Though there were still eight home games for NSW in 2016, 2015 included a home semi-final and 2016 produced mixed results
NSWRU chief executive Andrew Hore admitted there was still a way to go in the professional side of the game, as the Waratahs battled on the field.
“There’s a poor perception of Super Rugby and Australian Rugby right now and that’s a concern. But a strong competition and a successful NSW team will generate an income that can be invested back into community rugby,” Hore said.
“We know we need to work more to engage our fans so that we give our supporters a better sporting experience at our games and with the team.
“There’s still a challenge to make sure we continue to grow the game in NSW while at the same time fostering the rising interest in women’s rugby, sevens and other forms of the game that can attract more people to the sport.
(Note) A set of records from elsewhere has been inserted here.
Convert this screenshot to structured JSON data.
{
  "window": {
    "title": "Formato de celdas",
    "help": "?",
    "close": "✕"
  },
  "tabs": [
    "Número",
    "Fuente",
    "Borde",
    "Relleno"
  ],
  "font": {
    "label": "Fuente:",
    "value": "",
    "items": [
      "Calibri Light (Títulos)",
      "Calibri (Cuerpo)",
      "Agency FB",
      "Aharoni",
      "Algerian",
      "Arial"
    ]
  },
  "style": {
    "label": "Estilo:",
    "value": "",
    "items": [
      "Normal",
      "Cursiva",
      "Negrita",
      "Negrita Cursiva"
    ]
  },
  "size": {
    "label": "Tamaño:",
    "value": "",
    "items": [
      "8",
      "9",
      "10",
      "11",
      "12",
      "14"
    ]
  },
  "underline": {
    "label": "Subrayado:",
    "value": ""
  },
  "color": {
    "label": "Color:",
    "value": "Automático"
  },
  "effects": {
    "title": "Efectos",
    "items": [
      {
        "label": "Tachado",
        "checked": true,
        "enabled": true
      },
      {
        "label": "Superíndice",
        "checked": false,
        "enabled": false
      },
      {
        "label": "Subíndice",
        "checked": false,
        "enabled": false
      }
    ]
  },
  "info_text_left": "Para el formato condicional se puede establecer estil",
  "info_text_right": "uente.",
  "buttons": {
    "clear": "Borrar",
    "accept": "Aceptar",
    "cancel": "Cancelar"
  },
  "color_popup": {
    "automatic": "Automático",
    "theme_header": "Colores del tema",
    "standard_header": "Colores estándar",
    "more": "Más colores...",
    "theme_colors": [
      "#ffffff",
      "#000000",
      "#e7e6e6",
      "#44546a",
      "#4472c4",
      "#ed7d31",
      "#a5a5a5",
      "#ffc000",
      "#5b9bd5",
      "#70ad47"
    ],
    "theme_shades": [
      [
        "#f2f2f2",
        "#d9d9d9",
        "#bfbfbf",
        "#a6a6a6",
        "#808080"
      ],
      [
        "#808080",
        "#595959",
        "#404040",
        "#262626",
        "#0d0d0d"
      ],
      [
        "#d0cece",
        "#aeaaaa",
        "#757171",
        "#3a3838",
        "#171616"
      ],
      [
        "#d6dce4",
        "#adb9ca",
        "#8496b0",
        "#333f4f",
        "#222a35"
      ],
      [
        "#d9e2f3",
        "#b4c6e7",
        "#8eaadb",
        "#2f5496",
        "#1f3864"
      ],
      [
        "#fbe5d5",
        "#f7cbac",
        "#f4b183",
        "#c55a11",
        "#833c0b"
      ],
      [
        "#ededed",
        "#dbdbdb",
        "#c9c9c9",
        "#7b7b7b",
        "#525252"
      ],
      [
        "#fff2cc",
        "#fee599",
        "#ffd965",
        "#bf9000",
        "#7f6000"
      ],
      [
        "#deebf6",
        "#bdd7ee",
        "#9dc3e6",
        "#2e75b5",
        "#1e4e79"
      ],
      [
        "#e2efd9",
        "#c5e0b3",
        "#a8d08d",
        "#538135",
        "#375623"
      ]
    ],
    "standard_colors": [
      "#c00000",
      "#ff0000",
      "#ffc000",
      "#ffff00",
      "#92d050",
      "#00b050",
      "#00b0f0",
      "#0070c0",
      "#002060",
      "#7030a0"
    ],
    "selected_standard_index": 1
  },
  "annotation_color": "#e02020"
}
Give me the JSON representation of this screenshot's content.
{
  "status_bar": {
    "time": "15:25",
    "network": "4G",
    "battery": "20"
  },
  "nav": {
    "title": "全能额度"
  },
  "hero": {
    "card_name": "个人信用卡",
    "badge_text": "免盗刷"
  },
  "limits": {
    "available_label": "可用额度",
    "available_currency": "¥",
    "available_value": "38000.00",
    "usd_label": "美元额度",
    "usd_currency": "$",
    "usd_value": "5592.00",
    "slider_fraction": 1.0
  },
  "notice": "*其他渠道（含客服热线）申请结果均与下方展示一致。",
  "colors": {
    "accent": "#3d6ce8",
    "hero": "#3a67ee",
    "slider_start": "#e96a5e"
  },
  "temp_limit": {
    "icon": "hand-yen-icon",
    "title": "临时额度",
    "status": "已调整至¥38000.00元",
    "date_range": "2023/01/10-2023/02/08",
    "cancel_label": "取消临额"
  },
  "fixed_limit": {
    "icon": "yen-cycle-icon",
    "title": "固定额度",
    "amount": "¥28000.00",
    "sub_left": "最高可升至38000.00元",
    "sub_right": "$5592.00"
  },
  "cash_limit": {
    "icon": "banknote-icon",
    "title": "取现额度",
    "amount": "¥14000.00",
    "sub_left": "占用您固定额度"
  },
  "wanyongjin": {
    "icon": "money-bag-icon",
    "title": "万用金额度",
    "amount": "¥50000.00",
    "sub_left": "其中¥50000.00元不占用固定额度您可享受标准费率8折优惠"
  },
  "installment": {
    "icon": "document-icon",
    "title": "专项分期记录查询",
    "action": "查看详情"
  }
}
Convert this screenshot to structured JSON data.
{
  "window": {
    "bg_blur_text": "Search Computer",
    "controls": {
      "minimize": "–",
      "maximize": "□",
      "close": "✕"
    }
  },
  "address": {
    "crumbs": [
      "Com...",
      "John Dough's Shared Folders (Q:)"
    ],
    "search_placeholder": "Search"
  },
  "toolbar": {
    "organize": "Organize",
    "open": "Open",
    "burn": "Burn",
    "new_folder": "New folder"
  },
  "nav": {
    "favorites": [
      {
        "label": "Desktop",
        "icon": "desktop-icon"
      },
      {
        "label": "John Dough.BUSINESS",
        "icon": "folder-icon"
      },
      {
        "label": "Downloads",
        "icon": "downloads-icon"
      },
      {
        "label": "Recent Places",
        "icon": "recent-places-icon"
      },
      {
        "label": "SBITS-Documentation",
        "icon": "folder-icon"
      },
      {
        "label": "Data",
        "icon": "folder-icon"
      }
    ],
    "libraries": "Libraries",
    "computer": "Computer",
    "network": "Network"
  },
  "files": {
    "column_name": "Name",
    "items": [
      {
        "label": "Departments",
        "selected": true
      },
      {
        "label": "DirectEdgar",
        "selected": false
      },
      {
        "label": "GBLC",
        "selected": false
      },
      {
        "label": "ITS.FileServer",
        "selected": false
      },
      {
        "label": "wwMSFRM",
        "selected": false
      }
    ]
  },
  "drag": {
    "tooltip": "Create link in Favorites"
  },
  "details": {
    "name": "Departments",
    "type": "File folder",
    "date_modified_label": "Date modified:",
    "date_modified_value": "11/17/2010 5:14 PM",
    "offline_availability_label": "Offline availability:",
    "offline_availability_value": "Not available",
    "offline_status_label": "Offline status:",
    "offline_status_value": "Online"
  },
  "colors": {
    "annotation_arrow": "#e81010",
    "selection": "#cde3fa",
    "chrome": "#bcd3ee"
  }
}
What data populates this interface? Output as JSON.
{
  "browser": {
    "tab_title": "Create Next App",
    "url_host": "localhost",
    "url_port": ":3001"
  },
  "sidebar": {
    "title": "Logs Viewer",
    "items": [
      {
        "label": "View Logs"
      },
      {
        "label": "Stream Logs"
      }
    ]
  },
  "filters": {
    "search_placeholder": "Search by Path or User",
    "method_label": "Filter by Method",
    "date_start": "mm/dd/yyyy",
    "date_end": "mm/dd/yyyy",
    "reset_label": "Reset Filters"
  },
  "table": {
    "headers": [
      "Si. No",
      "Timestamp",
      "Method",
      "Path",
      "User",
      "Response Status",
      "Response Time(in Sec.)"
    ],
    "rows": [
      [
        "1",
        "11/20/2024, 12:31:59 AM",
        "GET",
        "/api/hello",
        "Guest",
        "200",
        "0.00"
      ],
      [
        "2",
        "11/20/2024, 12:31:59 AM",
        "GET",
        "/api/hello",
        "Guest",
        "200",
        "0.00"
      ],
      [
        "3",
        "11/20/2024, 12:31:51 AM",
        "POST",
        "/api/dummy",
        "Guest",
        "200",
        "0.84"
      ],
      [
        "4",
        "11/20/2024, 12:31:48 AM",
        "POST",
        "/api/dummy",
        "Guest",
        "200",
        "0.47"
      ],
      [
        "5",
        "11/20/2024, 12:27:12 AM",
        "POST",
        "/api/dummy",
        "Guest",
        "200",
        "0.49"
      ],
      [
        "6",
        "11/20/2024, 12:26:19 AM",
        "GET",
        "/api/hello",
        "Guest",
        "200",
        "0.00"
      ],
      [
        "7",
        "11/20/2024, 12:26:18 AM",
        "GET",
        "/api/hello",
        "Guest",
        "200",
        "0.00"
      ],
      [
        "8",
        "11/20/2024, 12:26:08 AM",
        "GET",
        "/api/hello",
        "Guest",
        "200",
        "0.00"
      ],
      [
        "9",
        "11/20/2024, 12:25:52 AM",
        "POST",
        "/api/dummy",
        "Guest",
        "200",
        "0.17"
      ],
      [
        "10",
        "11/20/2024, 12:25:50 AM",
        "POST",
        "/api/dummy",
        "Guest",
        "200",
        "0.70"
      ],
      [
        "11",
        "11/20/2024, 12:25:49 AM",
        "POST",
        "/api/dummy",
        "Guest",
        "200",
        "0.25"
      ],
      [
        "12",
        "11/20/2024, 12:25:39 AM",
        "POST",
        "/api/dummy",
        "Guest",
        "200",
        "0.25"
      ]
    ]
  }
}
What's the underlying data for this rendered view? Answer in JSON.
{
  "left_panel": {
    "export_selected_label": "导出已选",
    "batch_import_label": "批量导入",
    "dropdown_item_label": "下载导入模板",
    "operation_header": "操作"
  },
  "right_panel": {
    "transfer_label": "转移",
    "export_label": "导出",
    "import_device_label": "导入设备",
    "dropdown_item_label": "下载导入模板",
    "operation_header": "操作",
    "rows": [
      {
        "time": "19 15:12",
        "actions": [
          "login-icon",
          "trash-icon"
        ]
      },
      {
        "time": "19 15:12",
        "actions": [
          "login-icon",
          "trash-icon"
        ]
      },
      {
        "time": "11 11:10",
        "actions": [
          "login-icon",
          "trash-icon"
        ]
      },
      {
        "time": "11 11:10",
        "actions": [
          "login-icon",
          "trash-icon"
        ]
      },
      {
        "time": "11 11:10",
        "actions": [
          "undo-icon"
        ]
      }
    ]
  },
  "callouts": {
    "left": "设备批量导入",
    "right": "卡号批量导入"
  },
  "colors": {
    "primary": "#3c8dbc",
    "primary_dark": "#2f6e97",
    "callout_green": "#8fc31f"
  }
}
“A new strategic plan is now in place that sets a course and direction for the next three years and will see significant changes to our business model, our operations and the governance of the NSWRU.”
On the community front, NSWRU said it had exceeded its participation targets last year, particularly when it came to the introduction of schools program, Game On, with 24,355 children involved in the initiative, along with 37,379 club XVs players and 17,157 schools XVs.
The thrilling Shute Shield season that delivered Norths’ first premiership in 41 years, boosted Premier Rugby takings from $152,505 to $172,814.
Davis said those numbers were crucial when looking at the future of rugby.
“We rely on strong clubs and rugby development across the state and at the same time, the grassroots rely on the NSW Waratahs to help attract more people to play rugby,” David said.
“We have nearly 80,000 players involved in rugby in NSW right now and it’s growing.
“There’s an increase in numbers in regional NSW, a one per cent jump in juniors and more than 24,000 kids are involved in ’Game On’ which introduces the basics of the game to primary school aged kids.”